Abbey Road Medley
THE CUTE ONE
Paul McCartney had the great (mis)fortune of rising to unprecedented pop fame alongside one of the greatest geniuses rock has seen. The Beatles changed the rules of rock music. Before them, popular singers weren’t expected to be both kit and kaboodle. With rare exception, you either wrote songs or you sang songs someone else wrote and looked good doing it. After the rock revolution of the mid 1960s (in the wake of Beatlemania), an artist had to write songs and sing, and preferably play an instrument and look good doing it.
But within the Beatles another tidal shift occurred, one even stranger to the popular song. Drawing inspiration from Bob Dylan and the folk movement, the Beatles started doing songs that mattered. They started writing more poetic, more intellectual and more obscure lyrics, addressing (at some times more vaguely than others) social issues of the day. “Importance” and “relevance” became de rigueur; songs had to matter. And while, sure, “Strange Fruit” was an important piece of social commentary and Pete Seeger was already 46 when Rubber Soul came out, being a rebel nearly became a prerequisite to rock’n’roll and being a passionate rebel was mandatory for hippie cred. Before then, commitment wasn’t a question. Let’s face it, nobody cared whether or not Noel Coward meant it.

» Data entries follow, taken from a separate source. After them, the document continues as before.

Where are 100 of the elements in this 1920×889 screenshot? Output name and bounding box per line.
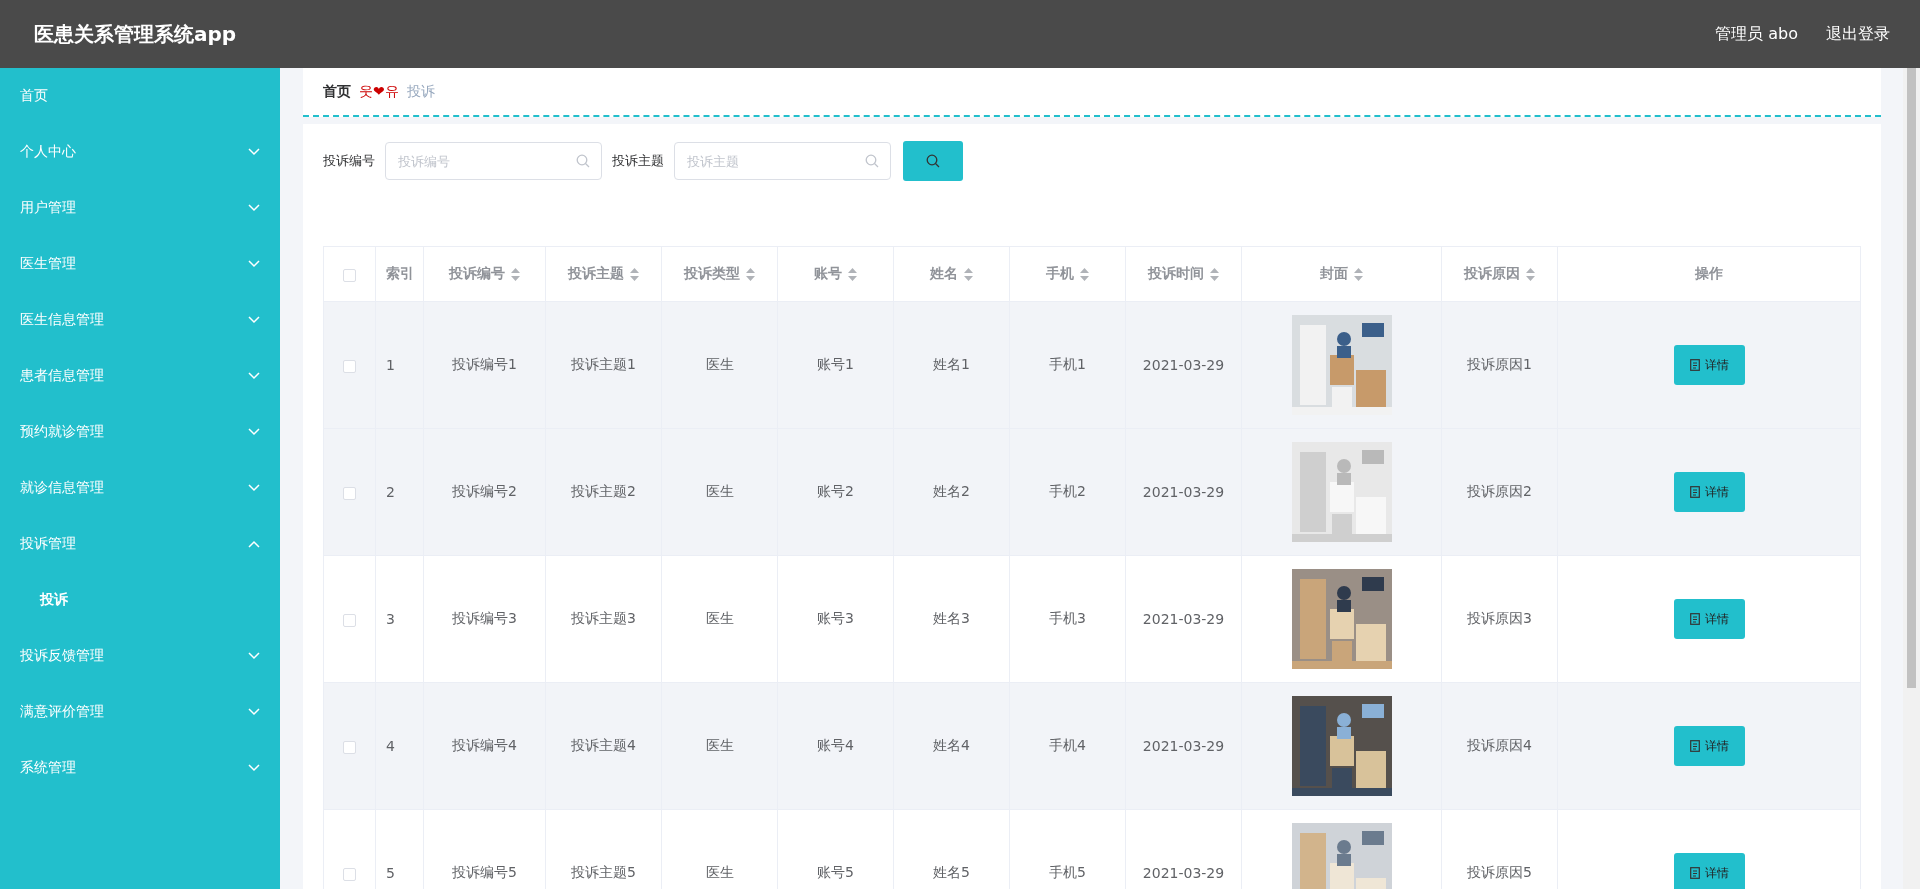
table-cell: 2021-03-29 [1142,357,1225,373]
menu-item[interactable]: 满意评价管理 [0,684,280,740]
table-cell: 投诉原因3 [1467,610,1532,626]
document-icon [1689,486,1700,498]
document-icon [1689,867,1700,879]
table-cell: 投诉主题1 [571,356,636,372]
user-name: 管理员 abo [1715,23,1798,45]
column-header[interactable]: 手机 [1046,265,1074,283]
table-cell: 手机5 [1049,864,1086,880]
checkbox[interactable] [343,359,356,373]
menu-item[interactable]: 系统管理 [0,740,280,796]
table-cell: 2 [386,484,395,500]
checkbox[interactable] [343,486,356,500]
detail-button[interactable]: 详情 [1673,345,1745,385]
breadcrumb-current: 投诉 [406,82,435,101]
menu-item[interactable]: 首页 [0,68,280,124]
checkbox[interactable] [343,867,356,881]
table-cell: 2021-03-29 [1142,611,1225,627]
column-header: 索引 [385,265,414,283]
table-cell: 投诉主题4 [571,737,636,753]
table-cell: 1 [386,357,395,373]
detail-button[interactable]: 详情 [1673,853,1745,889]
app-title: 医患关系管理系统app [34,20,238,48]
table-cell: 姓名4 [933,737,970,753]
column-header[interactable]: 账号 [814,265,842,283]
table-cell: 投诉编号3 [452,610,517,626]
breadcrumb-separator: 웃❤유 [359,82,399,101]
table-cell: 投诉主题5 [571,864,636,880]
menu-item[interactable]: 个人中心 [0,124,280,180]
menu-item[interactable]: 医生信息管理 [0,292,280,348]
scrollbar-thumb[interactable] [1907,68,1916,688]
table-cell: 3 [386,611,395,627]
table-cell: 投诉原因5 [1467,864,1532,880]
field-label: 投诉编号 [323,152,375,170]
table-cell: 医生 [705,864,734,880]
menu-item[interactable]: 预约就诊管理 [0,404,280,460]
sort-icon[interactable] [1210,267,1219,281]
table-cell: 账号2 [817,483,854,499]
table-cell: 账号3 [817,610,854,626]
table-cell: 手机4 [1049,737,1086,753]
search-field[interactable]: 投诉编号 [385,142,602,180]
logout-link[interactable]: 退出登录 [1826,23,1890,45]
sort-icon[interactable] [630,267,639,281]
search-icon [865,154,879,168]
menu-item[interactable]: 医生管理 [0,236,280,292]
table-cell: 4 [386,738,395,754]
menu-item[interactable]: 用户管理 [0,180,280,236]
table-cell: 姓名1 [933,356,970,372]
table-cell: 投诉编号1 [452,356,517,372]
table-cell: 账号4 [817,737,854,753]
table-cell: 姓名3 [933,610,970,626]
menu-item[interactable]: 投诉反馈管理 [0,628,280,684]
breadcrumb-link[interactable]: 首页 [323,82,351,101]
table-cell: 医生 [705,356,734,372]
sort-icon[interactable] [1354,267,1363,281]
column-header[interactable]: 投诉类型 [684,265,740,283]
checkbox[interactable] [343,268,356,282]
column-header[interactable]: 投诉主题 [568,265,624,283]
checkbox[interactable] [343,740,356,754]
table-cell: 投诉编号4 [452,737,517,753]
document-icon [1689,359,1700,371]
detail-button[interactable]: 详情 [1673,599,1745,639]
sort-icon[interactable] [1526,267,1535,281]
table-cell: 账号5 [817,864,854,880]
table-cell: 投诉原因4 [1467,737,1532,753]
column-header[interactable]: 投诉时间 [1148,265,1204,283]
sort-icon[interactable] [1080,267,1089,281]
menu-item[interactable]: 就诊信息管理 [0,460,280,516]
detail-button[interactable]: 详情 [1673,726,1745,766]
search-icon [926,154,940,168]
table-cell: 投诉主题2 [571,483,636,499]
search-icon [576,154,590,168]
column-header[interactable]: 姓名 [930,265,958,283]
sort-icon[interactable] [746,267,755,281]
menu-item[interactable]: 患者信息管理 [0,348,280,404]
column-header[interactable]: 投诉编号 [449,265,505,283]
document-icon [1689,740,1700,752]
table-cell: 医生 [705,483,734,499]
search-button[interactable] [903,141,963,181]
table-cell: 手机1 [1049,356,1086,372]
table-cell: 医生 [705,610,734,626]
table-cell: 姓名2 [933,483,970,499]
table-cell: 投诉原因1 [1467,356,1532,372]
checkbox[interactable] [343,613,356,627]
column-header[interactable]: 投诉原因 [1464,265,1520,283]
table-cell: 2021-03-29 [1142,865,1225,881]
sort-icon[interactable] [964,267,973,281]
menu-item[interactable]: 投诉管理 [0,516,280,572]
sort-icon[interactable] [848,267,857,281]
table-cell: 手机3 [1049,610,1086,626]
table-cell: 姓名5 [933,864,970,880]
search-field[interactable]: 投诉主题 [674,142,891,180]
sort-icon[interactable] [511,267,520,281]
submenu-item[interactable]: 投诉 [0,572,280,628]
detail-button[interactable]: 详情 [1673,472,1745,512]
column-header: 操作 [1695,265,1723,283]
column-header[interactable]: 封面 [1320,265,1348,283]
table-cell: 5 [386,865,395,881]
table-cell: 医生 [705,737,734,753]
field-label: 投诉主题 [612,152,664,170]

It is here where our dear McCartney was left in the dust. By his early 20s he had shown himself to be a masterful craftsman with such perfectly sculpted silly love songs as “All My Loving” and “P.S. I Love You” to his credit (even if credited to both John and himself). But then the rules changed and Paul found himself having to be profound – not a good fit for him. Once he had to be worldly (“Michelle, ma belle / These are words that go together well”) or insightful (“blackbird singing in the dead of night / take these broken wings and learn to fly”) he really didn’t have a whole lot to say.
Fast forward a few years (in Beatle terms an eternity) and the band, along with western civilization, was tearing apart at the seams. The Fab Four – one of the primary artistic and financial cultural forces of the decade – was about to implode. Paul had been taking on a daddy role, serving as the band’s unappointed manager since Brian Epstein’s death in 1967, but by 1969 it was clear that the band’s demise was imminent. Let it Be, the Beatles’ penultimate statement, was handed over to Phil Spector to salvage while Paul went about stitching Abbey Road together into a fantastically imperfect swan song and to this date the best selling of all of the Beatles albums.
Abbey Road, and in particular side two of the LP, was where Paul made a discovery which would lead to him writing his greatest songs. Working with the band’s longtime producer George Martin, McCartney edited eight demos and incomplete takes the band had recorded over the previous couple of months into a 16-minute medley. In so doing, Paul set a course for some of his coming decade, and for an almost unprecedented style of pop craft. And this is where our discussion begins.
As the Beatles fell apart, Paul was already working on his first solo album. 1970’s McCartney is a quiet masterwork, finding a new folk form and hitting #2 in Britain and #1 in the States despite yielding no singles. In May of 1971, he followed up with the harder hitting Ram, credited to Paul & Linda McCartney, gaining the top spot on the UK album charts and managing a #1 single, the tuneful “Uncle Albert / Admiral Halsey,” in the States. But Paul was a family man. He wanted a band. And by the end of that year, he would introduce his new group to the world.